Hi, thought I would ask for some pointers. I have a question, I have a grouped data set with 7 columns, and in one column of data there is a variable that returns differing values, and I need to find the 5 most common product numbers in that column. I need to split of all seven columns just with those 5 most common product numbers, but the other columns would be in there, just the rows containing non-most common would not be in there.
I then need to get the data organized so that just observations from that set are used.
Thanks in advance.
To help us help you, could you please prepare a reproducible example (reprex) illustrating your issue? Please have a look at this guide, to see how to create one:
In case you prefer to learn how to do this sort of thing by yourself, here is a valuable resource.
From the replies I got I was able to improve my code for top 1 MostCommon.
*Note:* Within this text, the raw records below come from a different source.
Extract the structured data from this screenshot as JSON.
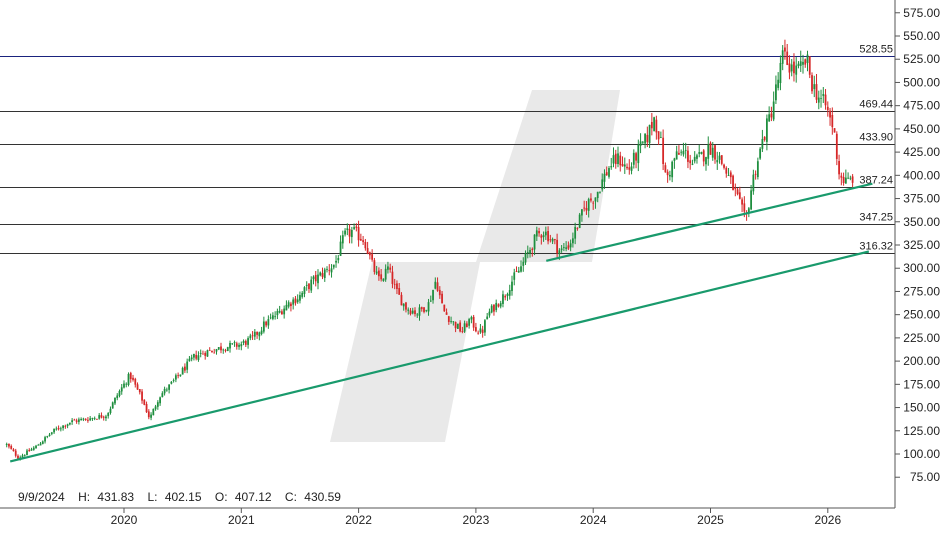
{
  "chart_data": {
    "type": "candlestick",
    "info": {
      "date": "9/9/2024",
      "high_label": "H:",
      "high": "431.83",
      "low_label": "L:",
      "low": "402.15",
      "open_label": "O:",
      "open": "407.12",
      "close_label": "C:",
      "close": "430.59"
    },
    "y_ticks": [
      "75.00",
      "100.00",
      "125.00",
      "150.00",
      "175.00",
      "200.00",
      "225.00",
      "250.00",
      "275.00",
      "300.00",
      "325.00",
      "350.00",
      "375.00",
      "400.00",
      "425.00",
      "450.00",
      "475.00",
      "500.00",
      "525.00",
      "550.00",
      "575.00"
    ],
    "x_ticks": [
      "2020",
      "2021",
      "2022",
      "2023",
      "2024",
      "2025",
      "2026"
    ],
    "x_range": [
      2019.0,
      2026.6
    ],
    "y_range": [
      50,
      590
    ],
    "levels": [
      {
        "value": 528.55,
        "label": "528.55",
        "color": "#1a237e"
      },
      {
        "value": 469.44,
        "label": "469.44",
        "color": "#333333"
      },
      {
        "value": 433.9,
        "label": "433.90",
        "color": "#333333"
      },
      {
        "value": 387.24,
        "label": "387.24",
        "color": "#333333"
      },
      {
        "value": 347.25,
        "label": "347.25",
        "color": "#333333"
      },
      {
        "value": 316.32,
        "label": "316.32",
        "color": "#333333"
      }
    ],
    "trendlines": [
      {
        "x1": 2019.03,
        "y1": 92,
        "x2": 2026.35,
        "y2": 318
      },
      {
        "x1": 2023.6,
        "y1": 308,
        "x2": 2026.38,
        "y2": 391
      }
    ],
    "colors": {
      "up": "#1e8e3e",
      "down": "#d62728",
      "trendline": "#199a6c",
      "grid": "#555555",
      "watermark": "#e9e9e9"
    },
    "close_path": [
      [
        2019.0,
        110
      ],
      [
        2019.1,
        96
      ],
      [
        2019.25,
        108
      ],
      [
        2019.4,
        125
      ],
      [
        2019.55,
        135
      ],
      [
        2019.7,
        138
      ],
      [
        2019.85,
        142
      ],
      [
        2019.95,
        165
      ],
      [
        2020.05,
        185
      ],
      [
        2020.15,
        160
      ],
      [
        2020.22,
        138
      ],
      [
        2020.3,
        162
      ],
      [
        2020.4,
        175
      ],
      [
        2020.5,
        190
      ],
      [
        2020.6,
        205
      ],
      [
        2020.7,
        210
      ],
      [
        2020.85,
        215
      ],
      [
        2021.0,
        218
      ],
      [
        2021.1,
        225
      ],
      [
        2021.2,
        240
      ],
      [
        2021.3,
        250
      ],
      [
        2021.4,
        262
      ],
      [
        2021.5,
        270
      ],
      [
        2021.6,
        285
      ],
      [
        2021.7,
        295
      ],
      [
        2021.8,
        305
      ],
      [
        2021.88,
        335
      ],
      [
        2021.95,
        340
      ],
      [
        2022.05,
        330
      ],
      [
        2022.12,
        302
      ],
      [
        2022.18,
        285
      ],
      [
        2022.25,
        300
      ],
      [
        2022.32,
        275
      ],
      [
        2022.4,
        258
      ],
      [
        2022.5,
        252
      ],
      [
        2022.6,
        262
      ],
      [
        2022.66,
        288
      ],
      [
        2022.72,
        255
      ],
      [
        2022.8,
        242
      ],
      [
        2022.88,
        232
      ],
      [
        2022.95,
        245
      ],
      [
        2023.0,
        235
      ],
      [
        2023.05,
        230
      ],
      [
        2023.1,
        250
      ],
      [
        2023.18,
        262
      ],
      [
        2023.25,
        272
      ],
      [
        2023.3,
        285
      ],
      [
        2023.38,
        300
      ],
      [
        2023.45,
        318
      ],
      [
        2023.52,
        335
      ],
      [
        2023.58,
        340
      ],
      [
        2023.65,
        330
      ],
      [
        2023.72,
        318
      ],
      [
        2023.8,
        326
      ],
      [
        2023.87,
        348
      ],
      [
        2023.95,
        370
      ],
      [
        2024.02,
        378
      ],
      [
        2024.08,
        395
      ],
      [
        2024.15,
        412
      ],
      [
        2024.22,
        418
      ],
      [
        2024.3,
        405
      ],
      [
        2024.38,
        425
      ],
      [
        2024.45,
        438
      ],
      [
        2024.52,
        462
      ],
      [
        2024.57,
        440
      ],
      [
        2024.62,
        395
      ],
      [
        2024.7,
        420
      ],
      [
        2024.78,
        425
      ],
      [
        2024.85,
        412
      ],
      [
        2024.92,
        420
      ],
      [
        2025.0,
        430
      ],
      [
        2025.07,
        420
      ],
      [
        2025.13,
        405
      ],
      [
        2025.2,
        385
      ],
      [
        2025.26,
        365
      ],
      [
        2025.3,
        350
      ],
      [
        2025.36,
        395
      ],
      [
        2025.45,
        440
      ],
      [
        2025.52,
        470
      ],
      [
        2025.58,
        505
      ],
      [
        2025.62,
        530
      ],
      [
        2025.66,
        520
      ],
      [
        2025.72,
        512
      ],
      [
        2025.78,
        515
      ],
      [
        2025.82,
        525
      ],
      [
        2025.86,
        500
      ],
      [
        2025.92,
        485
      ],
      [
        2025.98,
        475
      ],
      [
        2026.05,
        450
      ],
      [
        2026.1,
        400
      ],
      [
        2026.16,
        392
      ],
      [
        2026.22,
        398
      ]
    ]
  }
}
Should be possible for you to change to top N
MostCommon <- function(x) {
ux <- unique(x)
uxnotna <- ux[which(!is.na(ux))]
if(length(uxnotna) > 0) {
tab <- tabulate(match(x, uxnotna))
candidates = uxnotna[tab == max(tab)]
if (class(x)[1] == "logical") {
any(candidates) # return TRUE if any true. max returns an integer
} else {
max(candidates) # return highest (ie max) value
}
} else {
ux # this returns the NA with the right class. ie that of x
}
}
library(tidyverse)
#make up data
set.seed(42)
(exdf <- tibble(
prods=c(sample(letters[1:26],size=100,replace = TRUE),
sample(letters[c(4,5,12,25,26)],size=100,replace = TRUE)),
s1 = sample.int(100,size=200,replace=TRUE),
s2 = sample.int(100,size=200,replace=TRUE),
s3 = sample.int(100,size=200,replace=TRUE),
s4 = sample.int(100,size=200,replace=TRUE)
))
# detect the 5 most common
(top_5_prods_df <- count(exdf,prods) %>% arrange(desc(n)) %>% head(n=5))
# go back to original data and only keep the rows for these 5
(result_df <- filter(exdf,
prods %in% top_5_prods_df$prods))
#check
table(result_df$prods)